Memasuki fase dewasa saat tanaman mulai membentuk fenestrasi atau belahan alami pada daun, kebutuhan hara bergeser ke formula yang lebih seimbang antara nitrogen, fosfor, dan kalium. Pemberian pupuk lepas lambat (slow-release) yang ditanam pada media setiap tiga bulan sekali sangat efektif menjaga ketersediaan nutrisi secara konsisten.
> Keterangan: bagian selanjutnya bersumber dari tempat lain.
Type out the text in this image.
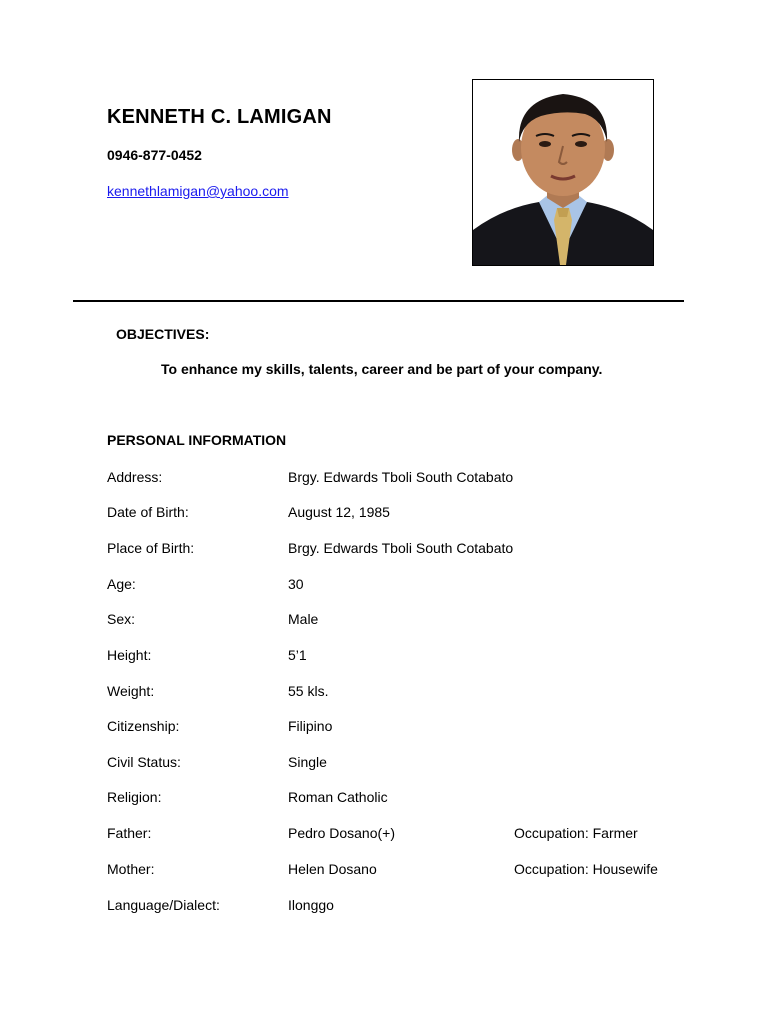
KENNETH C. LAMIGAN
0946-877-0452
kennethlamigan@yahoo.com
OBJECTIVES:
To enhance my skills, talents, career and be part of your company.
PERSONAL INFORMATION
Address:	Brgy. Edwards Tboli South Cotabato
Date of Birth:	August 12, 1985
Place of Birth:	Brgy. Edwards Tboli South Cotabato
Age:	30
Sex:	Male
Height:	5’1
Weight:	55 kls.
Citizenship:	Filipino
Civil Status:	Single
Religion:	Roman Catholic
Father:	Pedro Dosano(+)	Occupation: Farmer
Mother:	Helen Dosano	Occupation: Housewife
Language/Dialect:	Ilonggo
Alternatifnya, aplikasi nutrisi cair dosis rendah setiap empat minggu sekali dapat mempertahankan kilap daun dan memperkuat struktur tulang daun dewasa.
Penyesuaian jadwal pemupukan juga penting saat memasuki perubahan musim di Indonesia. Pada puncak musim hujan dengan kelembapan tinggi, kurangi frekuensi pemupukan cair untuk mencegah media terlalu basah yang mengundang jamur. Sebaliknya, pada musim kemarau panjang, fokuskan pada peningkatkan kelembapan lingkungan sekitar tanaman sebelum memberikan pupuk, serta selalu gunakan petunjuk aplikasi yang tertera pada label kemasan produk.